Sumo’s CEO Ramin Sayar says the combined companies give customers a complete security solution. Sumo offers what’s known in industry parlance as a security information and event management (SIEM) tool, while JASK provides a security operations center or SOC (pronounced “sock“). Both are focused on securing workloads in a cloud native environment and can work in tandem.
Sayar says that as companies shift workloads to the cloud they need to reevaluate their security tools. “The interesting thing about the market today is that the traditional enterprises are much more aggressively taking a security-first posture as they start to plan for new workloads in the cloud, let alone workloads that they are migrating. Part of that requires them to evaluate their tools, teams and, more importantly, a lot of their processes that they’ve built in and around their legacy systems as well as their SOC,” he said.
He says that combining the two organizations helps customers moving to the cloud automate a lot of their security requirements, something that’s increasingly important due to the lack of highly skilled security personnel. That means the more that software can do, the better.
“We see a lot of dysfunction in the marketplace and the whole movement towards automation really complements and supplements the gap that we have in the workforce, particularly in terms of security folks. This is what JASK has been trying to do for four-plus years, and it’s what Sumo has been trying to do for nearly 10 years in terms of using various algorithms and machine learning techniques to suppress a lot of false alerts, triage the process and help drive efficiency and more automation,” he said.
JASK CEO and co-founder Greg Martin says the shift to the cloud has also precipitated two major changes in the security space that have driven this growing need for security automation. “The perimeter is disappearing and that fundamentally changes how we have to perform cybersecurity. The second is that the footprint of threats and data are so large now that security operations is no longer a human scalable problem,” he said. Echoing Sayar, he says that requires a much higher level of automation.
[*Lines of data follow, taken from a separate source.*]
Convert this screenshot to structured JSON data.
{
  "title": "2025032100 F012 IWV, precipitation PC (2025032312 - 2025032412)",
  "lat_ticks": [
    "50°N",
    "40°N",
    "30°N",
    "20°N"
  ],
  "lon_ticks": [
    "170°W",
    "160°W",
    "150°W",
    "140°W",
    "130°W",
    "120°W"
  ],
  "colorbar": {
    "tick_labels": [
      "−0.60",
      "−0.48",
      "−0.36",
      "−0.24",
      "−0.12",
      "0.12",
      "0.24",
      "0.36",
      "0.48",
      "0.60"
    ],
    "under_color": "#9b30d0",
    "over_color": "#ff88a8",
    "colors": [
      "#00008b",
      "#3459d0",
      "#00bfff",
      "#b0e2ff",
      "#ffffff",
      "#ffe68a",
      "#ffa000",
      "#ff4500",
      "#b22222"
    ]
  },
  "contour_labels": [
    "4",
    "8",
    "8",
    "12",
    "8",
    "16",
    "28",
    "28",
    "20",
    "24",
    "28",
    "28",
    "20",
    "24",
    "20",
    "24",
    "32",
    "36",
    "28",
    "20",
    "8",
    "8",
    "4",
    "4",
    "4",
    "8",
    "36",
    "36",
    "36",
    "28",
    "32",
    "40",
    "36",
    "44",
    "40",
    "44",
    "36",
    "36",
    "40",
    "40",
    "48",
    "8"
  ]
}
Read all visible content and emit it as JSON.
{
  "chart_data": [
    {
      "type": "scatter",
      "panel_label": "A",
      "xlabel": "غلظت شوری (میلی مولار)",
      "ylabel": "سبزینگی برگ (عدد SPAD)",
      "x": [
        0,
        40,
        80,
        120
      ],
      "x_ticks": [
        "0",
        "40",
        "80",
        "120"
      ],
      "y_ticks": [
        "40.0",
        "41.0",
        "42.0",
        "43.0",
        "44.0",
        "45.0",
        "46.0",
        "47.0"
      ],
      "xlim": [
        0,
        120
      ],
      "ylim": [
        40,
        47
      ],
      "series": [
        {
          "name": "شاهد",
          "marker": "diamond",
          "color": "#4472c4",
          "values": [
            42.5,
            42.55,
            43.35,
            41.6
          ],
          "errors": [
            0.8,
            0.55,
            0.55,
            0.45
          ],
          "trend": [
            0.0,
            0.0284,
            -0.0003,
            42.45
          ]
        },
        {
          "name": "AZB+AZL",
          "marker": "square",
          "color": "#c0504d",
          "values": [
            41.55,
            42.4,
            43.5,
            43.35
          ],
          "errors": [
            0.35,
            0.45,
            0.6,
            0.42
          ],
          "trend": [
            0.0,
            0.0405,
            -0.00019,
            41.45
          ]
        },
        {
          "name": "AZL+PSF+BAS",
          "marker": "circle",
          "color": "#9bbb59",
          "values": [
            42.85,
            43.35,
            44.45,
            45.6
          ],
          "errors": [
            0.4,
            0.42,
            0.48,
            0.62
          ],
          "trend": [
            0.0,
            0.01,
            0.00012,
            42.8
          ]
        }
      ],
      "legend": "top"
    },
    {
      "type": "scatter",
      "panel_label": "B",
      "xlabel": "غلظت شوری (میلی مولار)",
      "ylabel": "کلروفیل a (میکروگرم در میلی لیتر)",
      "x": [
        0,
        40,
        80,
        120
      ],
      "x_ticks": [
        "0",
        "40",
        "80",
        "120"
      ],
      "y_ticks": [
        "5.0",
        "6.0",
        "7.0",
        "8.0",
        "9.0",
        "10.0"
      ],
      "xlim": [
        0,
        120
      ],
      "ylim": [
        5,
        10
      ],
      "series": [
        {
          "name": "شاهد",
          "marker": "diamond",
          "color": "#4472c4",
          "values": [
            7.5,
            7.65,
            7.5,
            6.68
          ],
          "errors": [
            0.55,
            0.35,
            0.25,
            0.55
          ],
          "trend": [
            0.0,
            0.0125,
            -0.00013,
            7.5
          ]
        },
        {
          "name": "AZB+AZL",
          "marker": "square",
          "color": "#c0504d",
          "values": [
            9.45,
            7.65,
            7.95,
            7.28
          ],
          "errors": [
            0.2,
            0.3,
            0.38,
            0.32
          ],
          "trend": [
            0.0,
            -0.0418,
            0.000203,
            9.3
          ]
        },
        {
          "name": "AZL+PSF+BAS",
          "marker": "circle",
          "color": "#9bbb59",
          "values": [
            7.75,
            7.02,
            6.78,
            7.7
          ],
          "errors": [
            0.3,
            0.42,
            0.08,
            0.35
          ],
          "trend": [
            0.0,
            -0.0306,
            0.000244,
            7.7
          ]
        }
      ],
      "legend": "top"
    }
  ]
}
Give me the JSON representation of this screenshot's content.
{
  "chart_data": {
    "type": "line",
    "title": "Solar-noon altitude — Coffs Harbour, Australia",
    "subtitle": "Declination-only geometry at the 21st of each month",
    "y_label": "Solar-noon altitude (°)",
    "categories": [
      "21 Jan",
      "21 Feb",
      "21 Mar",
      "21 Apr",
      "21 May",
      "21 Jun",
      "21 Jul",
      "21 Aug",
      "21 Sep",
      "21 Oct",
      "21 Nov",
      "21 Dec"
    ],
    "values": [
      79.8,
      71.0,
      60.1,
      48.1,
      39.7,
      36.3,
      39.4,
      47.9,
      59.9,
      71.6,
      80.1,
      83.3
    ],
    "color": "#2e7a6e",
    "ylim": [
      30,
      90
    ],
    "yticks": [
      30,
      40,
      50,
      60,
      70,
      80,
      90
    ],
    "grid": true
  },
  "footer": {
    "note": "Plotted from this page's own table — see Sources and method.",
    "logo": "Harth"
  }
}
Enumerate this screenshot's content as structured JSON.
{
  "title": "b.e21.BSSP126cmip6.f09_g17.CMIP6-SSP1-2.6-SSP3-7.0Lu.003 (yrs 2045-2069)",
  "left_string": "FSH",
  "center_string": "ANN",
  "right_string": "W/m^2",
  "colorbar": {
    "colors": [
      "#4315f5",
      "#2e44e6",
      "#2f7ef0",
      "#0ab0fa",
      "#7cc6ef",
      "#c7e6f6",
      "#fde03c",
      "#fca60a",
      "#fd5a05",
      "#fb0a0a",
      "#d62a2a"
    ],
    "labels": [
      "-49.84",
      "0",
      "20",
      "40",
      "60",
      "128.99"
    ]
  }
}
JASK was founded in 2015, raising $39 million, according to Crunchbase data. Investors included Battery Ventures, Dell Technologies Capital, TenEleven Ventures and Kleiner Perkins. Its last round was a $25 million Series B led by Kleiner in June 2018.
Deepak Jeevankumar, managing director at Dell Technologies Capital, whose company was part of JASK’s Series A investment and who invests frequently in security startups, sees the two companies joining forces as a strong combination.
“Sumo Logic and JASK have the same mission to disrupt today’s security industry, which suffers from legacy security tools, siloed teams and alert fatigue. Both companies are pioneers in cloud-native security and share the same maniacal customer focus. Sumo Logic is therefore a great culture and product fit for JASK to continue its journey,” Jeevankumer told TechCrunch.
Sumo has raised $345 million, according to the company. It was valued at over $1 billion in its most recent funding round last May, when it raised $110 million.
CRN first reported this deal was in the works in an article on October 22.